I ricordi sovrapposti, o interferenzainterferenza, limita il recupero delle informazioni. Immagina di archiviare documenti su a computercomputer : all’inizio il sistema di classificazione è chiaro, ogni documento trova facilmente un posto dove sarà facile trovarlo. Ma più documenti arrivano, più diventa difficile decidere in quale cartella metterli. Molti documenti finiscono in un’unica cartella perché sono tutti correlati a un unico elemento. Quindi, con il passare del tempo, diventa sempre più difficile trovare il documento giusto quando lo cerchi, o perché non sai dove lo metti, o perché sai dove dovrebbe essere, ma ci sono tante altre cose nella stessa cartella.

Infine, non dimenticare può essere un problema.

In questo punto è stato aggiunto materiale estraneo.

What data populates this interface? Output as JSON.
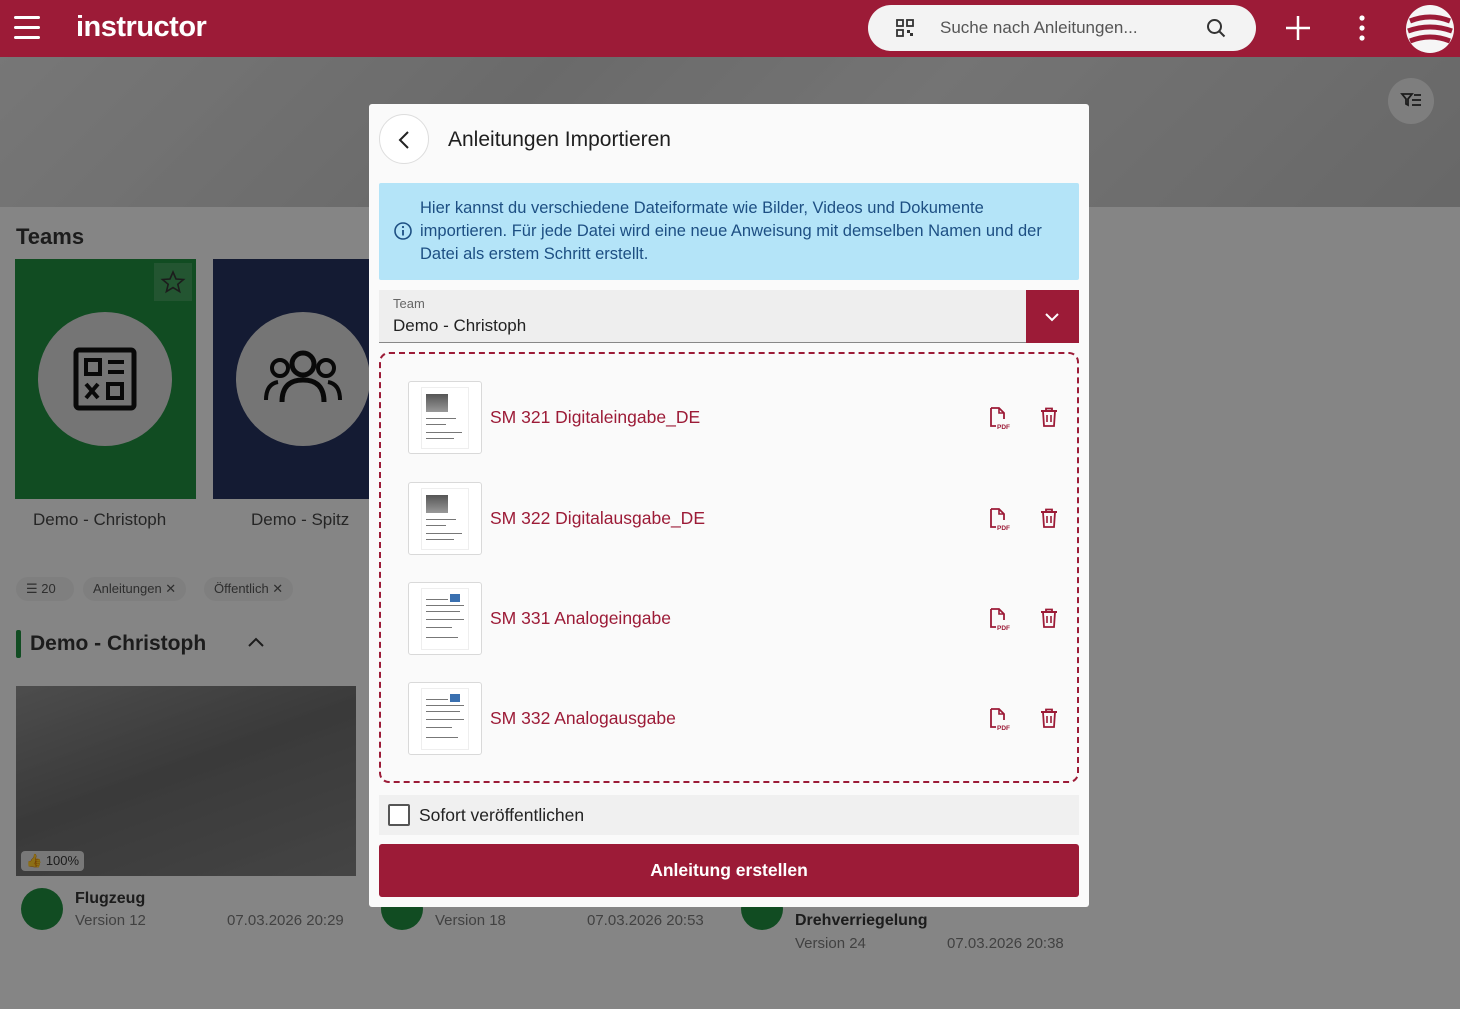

È il caso di alcuni stress post-traumatici, in cui la memoria è persistente, non si affievolisce e interrompe regolarmente la vita quotidiana.

Il dolore o la depressione possono anche rendere più difficile dimenticare le informazioni negative, anche se in questi casi dimenticarle sarebbe estremamente utile.

Dimenticare non ti impedisce necessariamente di prendere decisioni

Dimenticare è comune e lo diventa sempre di più con l’età. Inoltre, dimenticare nomi o date, come ha fatto Joe Biden, non danneggia necessariamente il processo decisionale. IL gli anziani può avere una vasta conoscenza e una buona intuizione, che possono aiutare a compensare tali vuoti di memoria.

Ma ovviamente questi blackout potrebbe essere un segno di un problema più serio e suggerirti di consultare un medico.

Porre la stessa domanda più volte, ad esempio, può rivelare che dimenticare è più di un problema di distrazione occasionale durante la codifica della risposta.

Allo stesso modo, dimenticare il percorso attraverso luoghi molto familiari può rivelare difficoltà nell’utilizzare segnali ambientali per ricordare e trovare la propria strada. E mentre dimenticare il nome di qualcuno durante la cena è normale, dimenticare come usare forchetta e coltello non lo è.

In definitiva, i vuoti di memoria non sono necessariamente qualcosa di cui preoccuparsi: dovresti preoccuparti se diventano estremi.